Thailand's proudest sporting heritage is in the boxing ring, where it boasts the world's leading Thai Boxers. Thai Boxing is a little different from its traditional alternative (or Queen Berry rules, as the written guide explained). In Thai Boxing, anything goes. Literally. Punches, kicks, wrestling, bearhugs, all are considered fair game, and the more outlandish the move the more the cheers from the assembled crowd.
6 nights a week you can head out to see boxing in Bangkok, at either of the two venues. On Sunday night it was my turn to head out and experience at bit of local sporting culture. The night started promisingly, with a programme of 11 bouts to whet the appetite, 6 of which were up-and-comers, followed by 5 more as the Main Event, with each bout consisting of 5 three minute rounds. A mild ticket price and a friendly Pom as a companion (he obviously hadn't read my post of BA - see below) meant that things were going well. Each bout is more a ritual than a sporting contest.
Before each bout, the fighters enter the ring and bless/pray for/lean against each of the four posts at the corners of the ring, and they then head into the middle for some more theatre. Each of the fighters move through the ring, shadow boxing, kissing the ground, showing the crowd that they've got what it takes to make it as a belly dancer if the boxing thing doesn't work out. Then finally the bout starts, and there's plenty of noise and movement and excitement rippling through the crowd.
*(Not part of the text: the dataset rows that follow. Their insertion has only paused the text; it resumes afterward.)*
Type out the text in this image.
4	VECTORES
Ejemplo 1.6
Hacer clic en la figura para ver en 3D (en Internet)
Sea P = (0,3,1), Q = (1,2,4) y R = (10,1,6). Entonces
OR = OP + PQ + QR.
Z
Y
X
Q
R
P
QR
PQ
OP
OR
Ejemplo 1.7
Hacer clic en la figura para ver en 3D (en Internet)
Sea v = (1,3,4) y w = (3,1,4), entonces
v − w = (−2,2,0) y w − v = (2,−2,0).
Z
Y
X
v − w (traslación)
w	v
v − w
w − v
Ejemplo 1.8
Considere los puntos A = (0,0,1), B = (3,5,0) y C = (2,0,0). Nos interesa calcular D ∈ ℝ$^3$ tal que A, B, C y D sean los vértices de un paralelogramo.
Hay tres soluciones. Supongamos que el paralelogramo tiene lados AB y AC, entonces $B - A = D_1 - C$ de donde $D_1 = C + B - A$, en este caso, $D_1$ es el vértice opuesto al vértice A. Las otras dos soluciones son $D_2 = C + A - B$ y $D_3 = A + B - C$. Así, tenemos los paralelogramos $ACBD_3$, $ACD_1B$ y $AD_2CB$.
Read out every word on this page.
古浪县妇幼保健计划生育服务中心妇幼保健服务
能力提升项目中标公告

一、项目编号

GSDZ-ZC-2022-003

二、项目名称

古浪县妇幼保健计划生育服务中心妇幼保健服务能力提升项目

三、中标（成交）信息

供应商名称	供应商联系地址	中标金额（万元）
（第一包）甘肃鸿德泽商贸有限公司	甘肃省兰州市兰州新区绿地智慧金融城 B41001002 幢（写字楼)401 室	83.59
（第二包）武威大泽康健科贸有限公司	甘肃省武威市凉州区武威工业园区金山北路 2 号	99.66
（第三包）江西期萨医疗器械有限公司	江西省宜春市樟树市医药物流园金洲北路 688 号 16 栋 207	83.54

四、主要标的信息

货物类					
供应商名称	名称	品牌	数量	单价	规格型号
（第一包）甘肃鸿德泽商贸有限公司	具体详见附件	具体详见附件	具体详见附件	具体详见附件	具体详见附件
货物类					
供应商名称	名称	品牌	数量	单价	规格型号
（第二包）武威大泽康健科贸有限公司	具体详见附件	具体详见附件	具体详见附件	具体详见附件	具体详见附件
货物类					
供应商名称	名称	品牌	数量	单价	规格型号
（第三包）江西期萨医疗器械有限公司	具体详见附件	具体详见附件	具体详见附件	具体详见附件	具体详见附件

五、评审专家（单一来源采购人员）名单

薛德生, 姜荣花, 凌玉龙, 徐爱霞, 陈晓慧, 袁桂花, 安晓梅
Unlike traditional boxing, where the punches fly thick and fast, this one is a much more subtle art, with the right combination of kicks and punches needed to unsettle an opponent, as well as a slick move that sees one competitor bearhug the other, usually against the ropes, and then try and stick their foot in their opponents groin. I used to try that one on my brother. Most of the bouts go the full 5 rounds, and then a panel of three judges decide which boxer landed the most heels on the nads. We have a winner. Repeat 11 times.